A LARGE SAMANID CONICAL POTTERY BOWL
No VAT will be charged on the hammer price, but VA… Read more
A LARGE SAMANID CONICAL POTTERY BOWL

CENTRAL ASIA OR NORTH EAST IRAN, 10TH CENTURY

Details
A LARGE SAMANID CONICAL POTTERY BOWL
CENTRAL ASIA OR NORTH EAST IRAN, 10TH CENTURY
On short foot, the white interior with a bold and elegant black kufic inscription around the sides, the centre with a small black dot with an incised cross through the middle, the exterior plain, repaired breaks
14in. (35.6cm.) diam.
Special notice
No VAT will be charged on the hammer price, but VAT at 15% will be added to the buyer's premium which is invoiced on a VAT inclusive basis.

Lot Essay

The inscription reads: Baraka wa yumn wa ni'ma li-sahibihi (Blessing and Good Fortune and [God's] Grace to its Owner).
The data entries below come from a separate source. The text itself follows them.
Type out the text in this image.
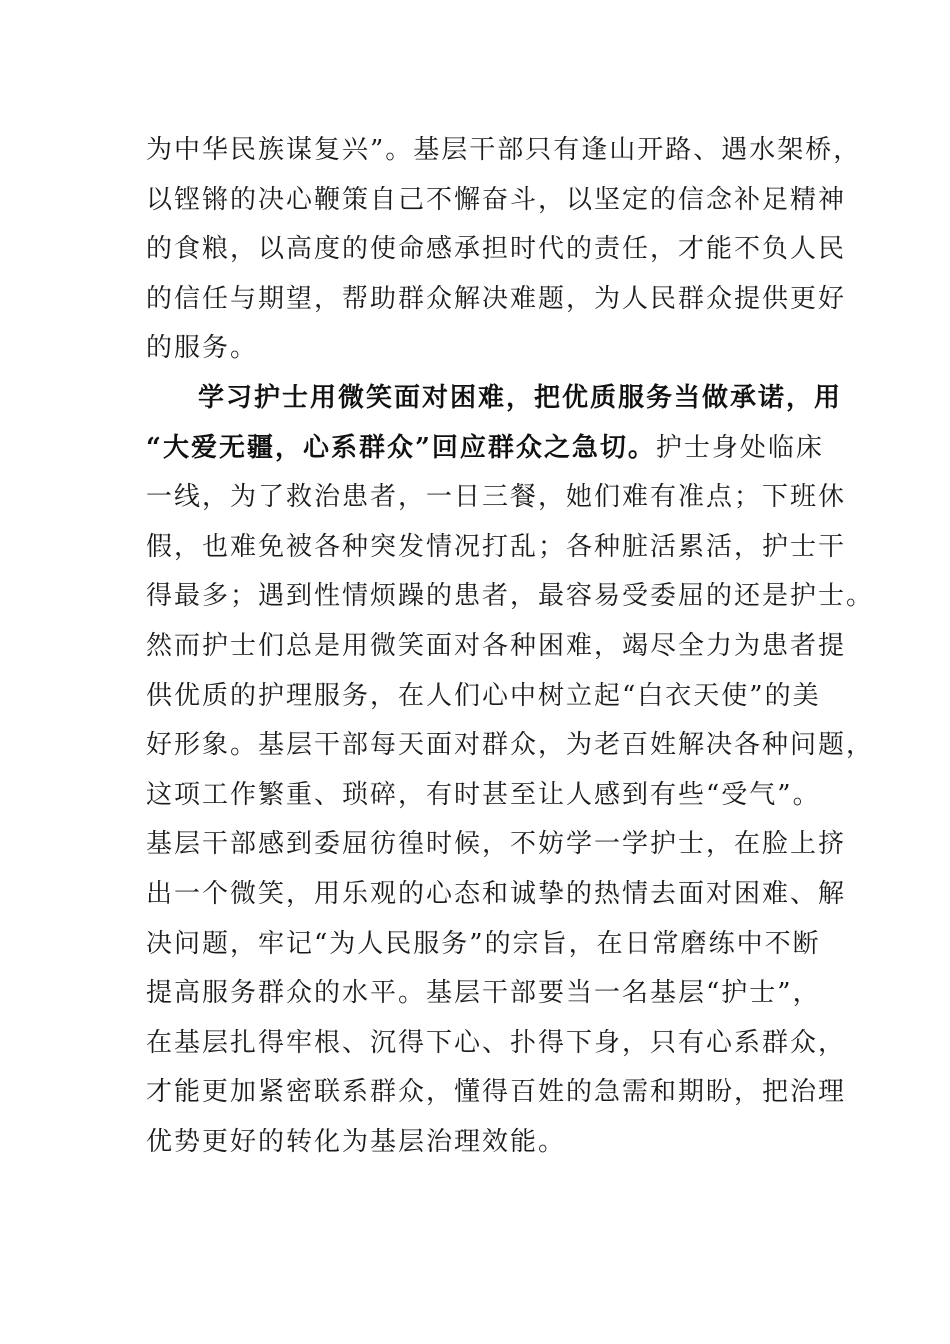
为中华民族谋复兴”。基层干部只有逢山开路、遇水架桥，
以铿锵的决心鞭策自己不懈奋斗，以坚定的信念补足精神
的食粮，以高度的使命感承担时代的责任，才能不负人民
的信任与期望，帮助群众解决难题，为人民群众提供更好
的服务。
学习护士用微笑面对困难，把优质服务当做承诺，用
“大爱无疆，心系群众”回应群众之急切。护士身处临床
一线，为了救治患者，一日三餐，她们难有准点；下班休
假，也难免被各种突发情况打乱；各种脏活累活，护士干
得最多；遇到性情烦躁的患者，最容易受委屈的还是护士。
然而护士们总是用微笑面对各种困难，竭尽全力为患者提
供优质的护理服务，在人们心中树立起“白衣天使”的美
好形象。基层干部每天面对群众，为老百姓解决各种问题，
这项工作繁重、琐碎，有时甚至让人感到有些“受气”。
基层干部感到委屈彷徨时候，不妨学一学护士，在脸上挤
出一个微笑，用乐观的心态和诚挚的热情去面对困难、解
决问题，牢记“为人民服务”的宗旨，在日常磨练中不断
提高服务群众的水平。基层干部要当一名基层“护士”，
在基层扎得牢根、沉得下心、扑得下身，只有心系群众，
才能更加紧密联系群众，懂得百姓的急需和期盼，把治理
优势更好的转化为基层治理效能。
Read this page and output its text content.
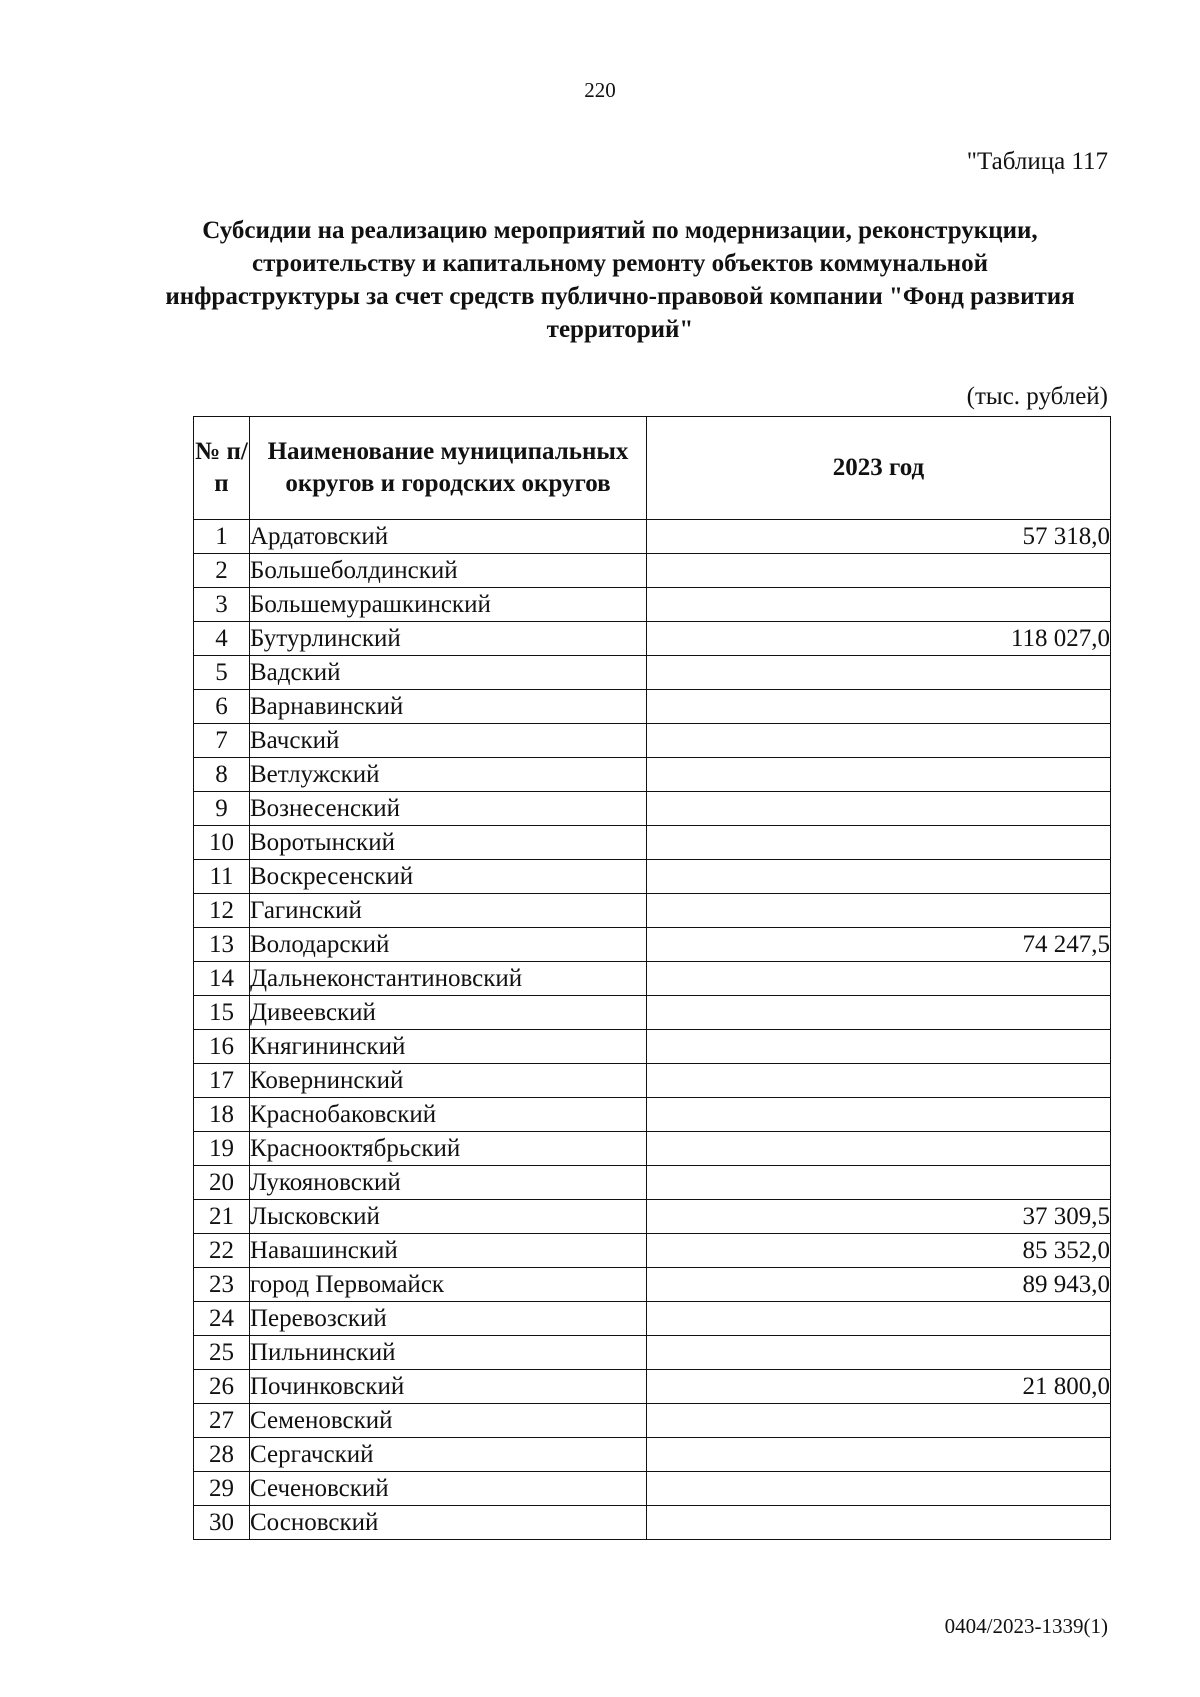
220
"Таблица 117
Субсидии на реализацию мероприятий по модернизации, реконструкции, строительству и капитальному ремонту объектов коммунальной инфраструктуры за счет средств публично-правовой компании "Фонд развития территорий"
(тыс. рублей)
№ п/п	Наименование муниципальных округов и городских округов	2023 год
1	Ардатовский	57 318,0
2	Большеболдинский	
3	Большемурашкинский	
4	Бутурлинский	118 027,0
5	Вадский	
6	Варнавинский	
7	Вачский	
8	Ветлужский	
9	Вознесенский	
10	Воротынский	
11	Воскресенский	
12	Гагинский	
13	Володарский	74 247,5
14	Дальнеконстантиновский	
15	Дивеевский	
16	Княгининский	
17	Ковернинский	
18	Краснобаковский	
19	Краснооктябрьский	
20	Лукояновский	
21	Лысковский	37 309,5
22	Навашинский	85 352,0
23	город Первомайск	89 943,0
24	Перевозский	
25	Пильнинский	
26	Починковский	21 800,0
27	Семеновский	
28	Сергачский	
29	Сеченовский	
30	Сосновский	
0404/2023-1339(1)
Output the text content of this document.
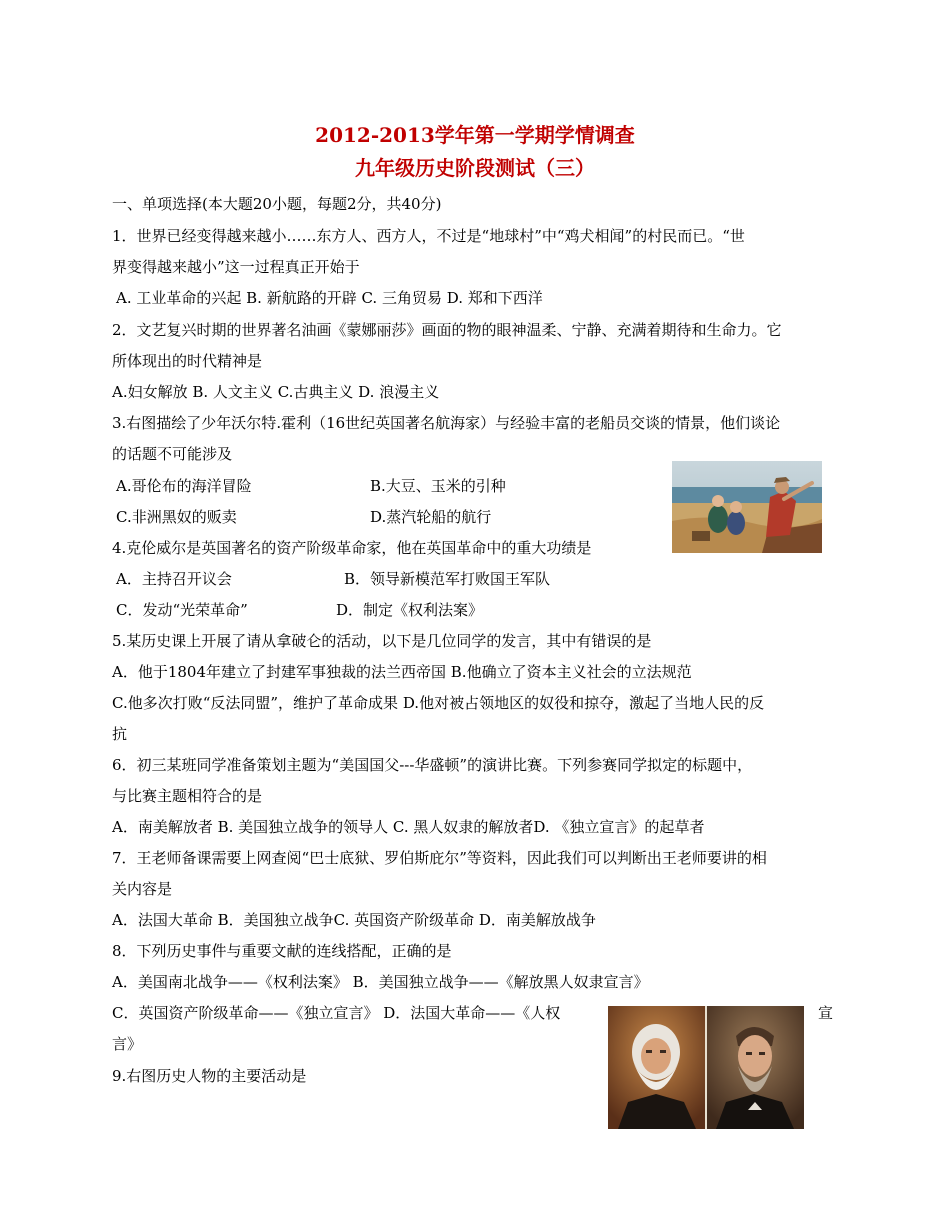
2012-2013学年第一学期学情调查
九年级历史阶段测试（三）
一、单项选择(本大题20小题，每题2分，共40分)
1．世界已经变得越来越小……东方人、西方人，不过是“地球村”中“鸡犬相闻”的村民而已。“世
界变得越来越小”这一过程真正开始于
A. 工业革命的兴起 B. 新航路的开辟 C. 三角贸易 D. 郑和下西洋
2．文艺复兴时期的世界著名油画《蒙娜丽莎》画面的物的眼神温柔、宁静、充满着期待和生命力。它
所体现出的时代精神是
A.妇女解放 B. 人文主义 C.古典主义 D. 浪漫主义
3.右图描绘了少年沃尔特.霍利（16世纪英国著名航海家）与经验丰富的老船员交谈的情景，他们谈论
的话题不可能涉及
A.哥伦布的海洋冒险	B.大豆、玉米的引种
C.非洲黑奴的贩卖	D.蒸汽轮船的航行
4.克伦威尔是英国著名的资产阶级革命家，他在英国革命中的重大功绩是
A．主持召开议会	B．领导新模范军打败国王军队
C．发动“光荣革命”	D．制定《权利法案》
5.某历史课上开展了请从拿破仑的活动，以下是几位同学的发言，其中有错误的是
A．他于1804年建立了封建军事独裁的法兰西帝国 B.他确立了资本主义社会的立法规范
C.他多次打败“反法同盟”，维护了革命成果 D.他对被占领地区的奴役和掠夺，激起了当地人民的反
抗
6．初三某班同学准备策划主题为“美国国父---华盛顿”的演讲比赛。下列参赛同学拟定的标题中，
与比赛主题相符合的是
A．南美解放者 B. 美国独立战争的领导人 C. 黑人奴隶的解放者D. 《独立宣言》的起草者
7．王老师备课需要上网查阅“巴士底狱、罗伯斯庇尔”等资料，因此我们可以判断出王老师要讲的相
关内容是
A．法国大革命 B．美国独立战争C. 英国资产阶级革命 D．南美解放战争
8．下列历史事件与重要文献的连线搭配，正确的是
A．美国南北战争——《权利法案》 B．美国独立战争——《解放黑人奴隶宣言》
C．英国资产阶级革命——《独立宣言》 D．法国大革命——《人权	宣
言》
9.右图历史人物的主要活动是
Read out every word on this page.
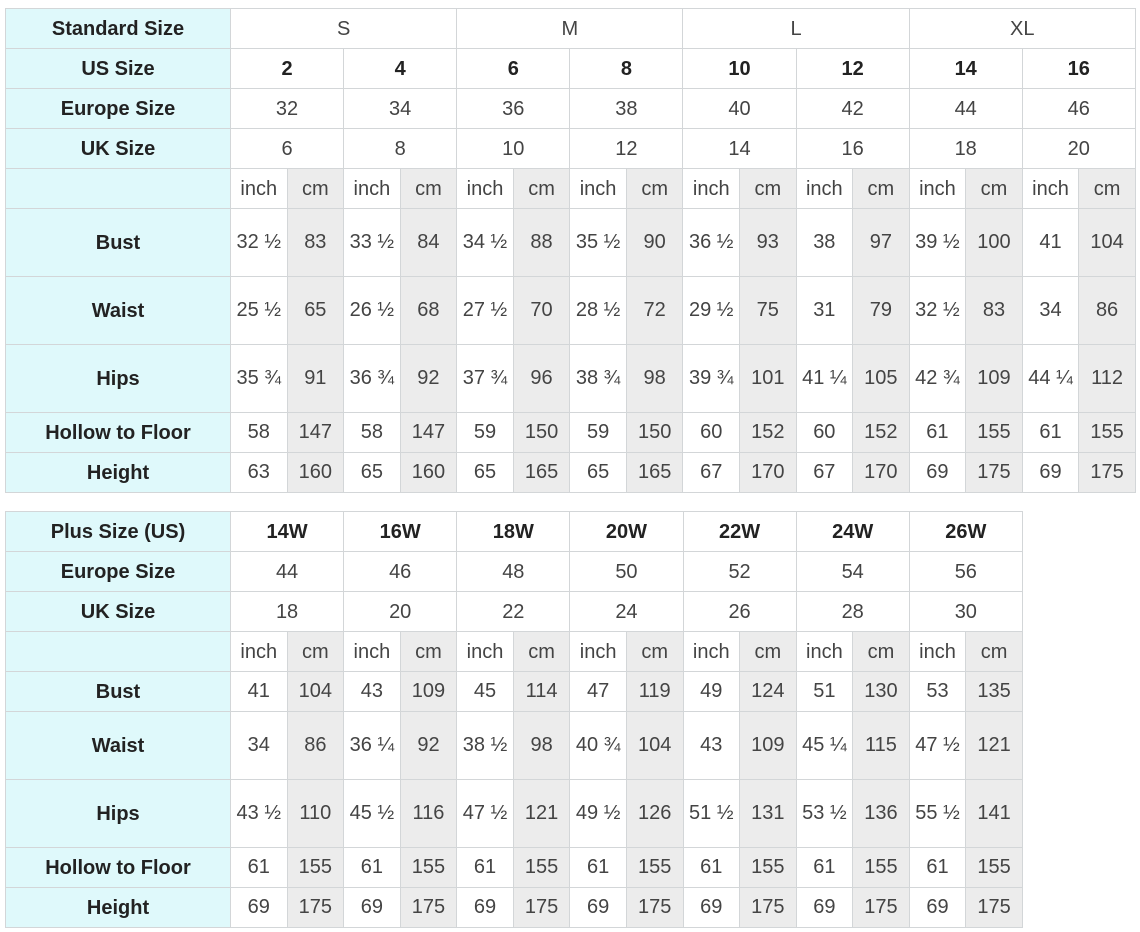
Standard Size	S				M				L				XL			
US Size	2		4		6		8		10		12		14		16	
Europe Size	32		34		36		38		40		42		44		46	
UK Size	6		8		10		12		14		16		18		20	
	inch	cm	inch	cm	inch	cm	inch	cm	inch	cm	inch	cm	inch	cm	inch	cm
Bust	32 ½	83	33 ½	84	34 ½	88	35 ½	90	36 ½	93	38	97	39 ½	100	41	104
Waist	25 ½	65	26 ½	68	27 ½	70	28 ½	72	29 ½	75	31	79	32 ½	83	34	86
Hips	35 ¾	91	36 ¾	92	37 ¾	96	38 ¾	98	39 ¾	101	41 ¼	105	42 ¾	109	44 ¼	112
Hollow to Floor	58	147	58	147	59	150	59	150	60	152	60	152	61	155	61	155
Height	63	160	65	160	65	165	65	165	67	170	67	170	69	175	69	175
Plus Size (US)	14W		16W		18W		20W		22W		24W		26W	
Europe Size	44		46		48		50		52		54		56	
UK Size	18		20		22		24		26		28		30	
	inch	cm	inch	cm	inch	cm	inch	cm	inch	cm	inch	cm	inch	cm
Bust	41	104	43	109	45	114	47	119	49	124	51	130	53	135
Waist	34	86	36 ¼	92	38 ½	98	40 ¾	104	43	109	45 ¼	115	47 ½	121
Hips	43 ½	110	45 ½	116	47 ½	121	49 ½	126	51 ½	131	53 ½	136	55 ½	141
Hollow to Floor	61	155	61	155	61	155	61	155	61	155	61	155	61	155
Height	69	175	69	175	69	175	69	175	69	175	69	175	69	175
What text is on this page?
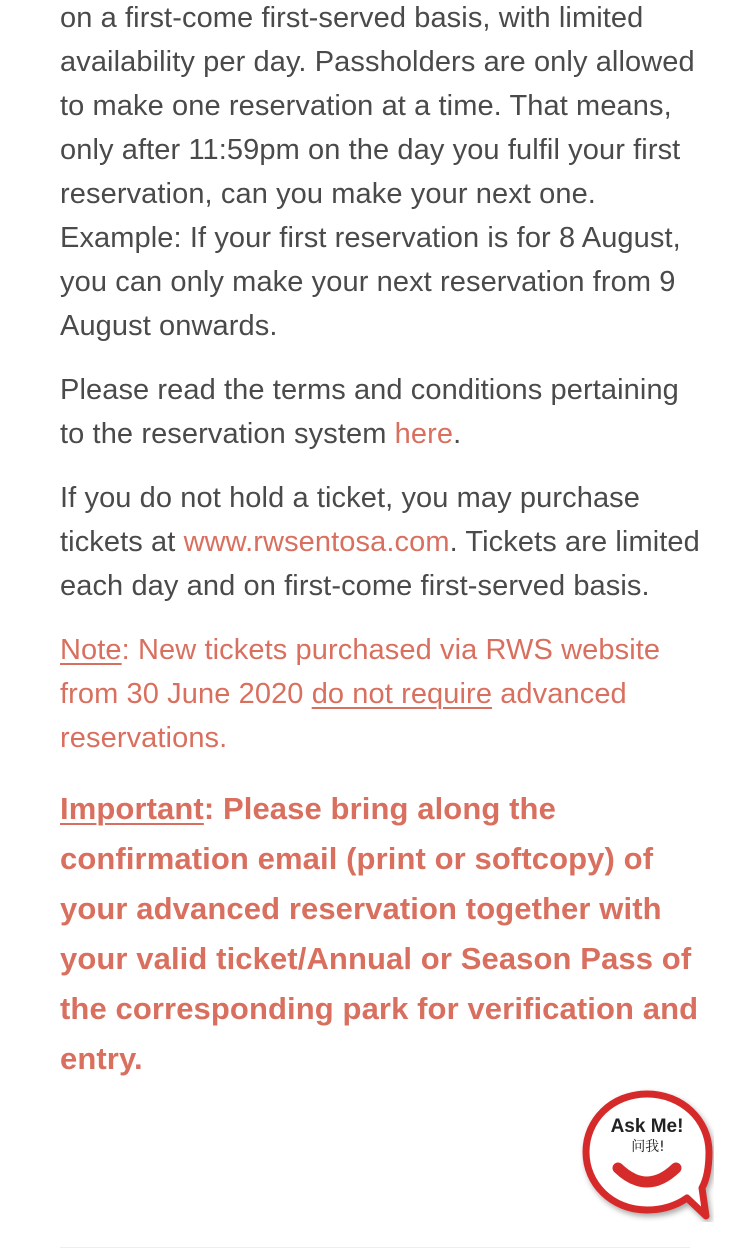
on a first-come first-served basis, with limited availability per day. Passholders are only allowed to make one reservation at a time. That means, only after 11:59pm on the day you fulfil your first reservation, can you make your next one. Example: If your first reservation is for 8 August, you can only make your next reservation from 9 August onwards.

Please read the terms and conditions pertaining to the reservation system here.

If you do not hold a ticket, you may purchase tickets at www.rwsentosa.com. Tickets are limited each day and on first-come first-served basis.

Note: New tickets purchased via RWS website from 30 June 2020 do not require advanced reservations.

Important: Please bring along the confirmation email (print or softcopy) of your advanced reservation together with your valid ticket/Annual or Season Pass of the corresponding park for verification and entry.

Ask Me!
问我!
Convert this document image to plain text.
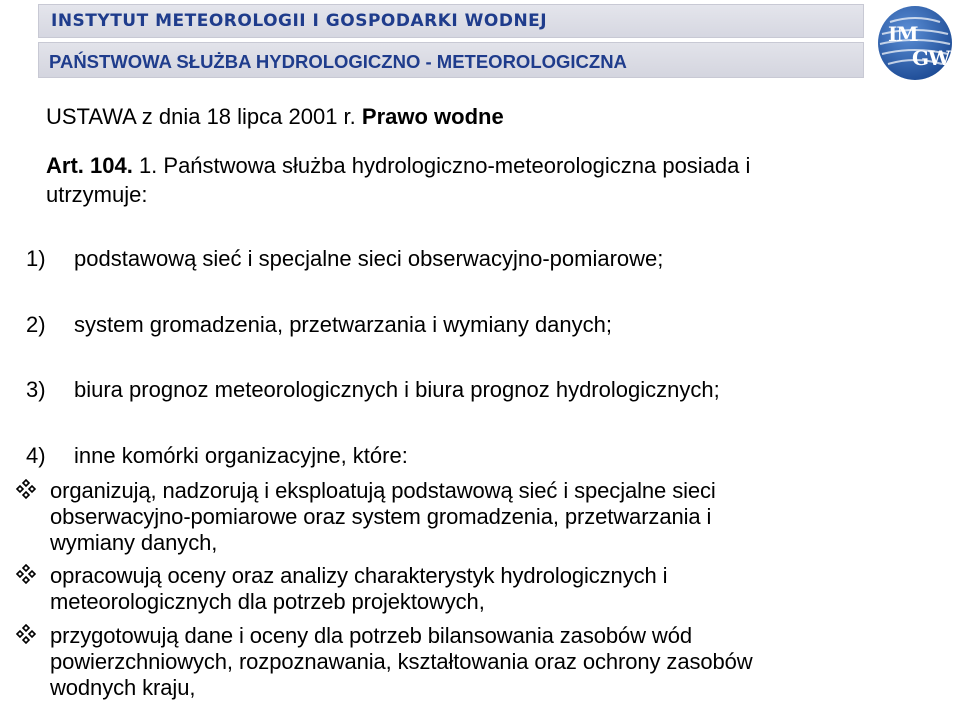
INSTYTUT METEOROLOGII I GOSPODARKI WODNEJ
PAŃSTWOWA SŁUŻBA HYDROLOGICZNO - METEOROLOGICZNA
IM
GW
USTAWA z dnia 18 lipca 2001 r. Prawo wodne
Art. 104. 1. Państwowa służba hydrologiczno-meteorologiczna posiada i
utrzymuje:
1) podstawową sieć i specjalne sieci obserwacyjno-pomiarowe;
2) system gromadzenia, przetwarzania i wymiany danych;
3) biura prognoz meteorologicznych i biura prognoz hydrologicznych;
4) inne komórki organizacyjne, które:
organizują, nadzorują i eksploatują podstawową sieć i specjalne sieci
obserwacyjno-pomiarowe oraz system gromadzenia, przetwarzania i
wymiany danych,
opracowują oceny oraz analizy charakterystyk hydrologicznych i
meteorologicznych dla potrzeb projektowych,
przygotowują dane i oceny dla potrzeb bilansowania zasobów wód
powierzchniowych, rozpoznawania, kształtowania oraz ochrony zasobów
wodnych kraju,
This unsually large and well-preserved Samanid slip painted pottery bowl uses the simplicity and particularly the strength of the calligraphy to create a very powerful composition. As Oliver Watson notes, the best bowls of this type are "..... of the simplest materials, they are most beautifully made - enormous bowls, precisely thrown and turned to a thinness rarely matched elsewhere in earthenwares....... they are breathtaking to handle. The sophistication and quality of the design also sets them apart: simple lines of calligraphy, in script of a quality that matches the best in any medium of the period .... the telling use of empty space and the subtlety of the rhythm and weight of the calligraphy put them, in spite of their humble materials, into an artistic class higher than any ceramic so far discussed" (Oliver Watson, Ceramics from Islamic Lands, the al-Sabah Collection, London, 2004, p.205).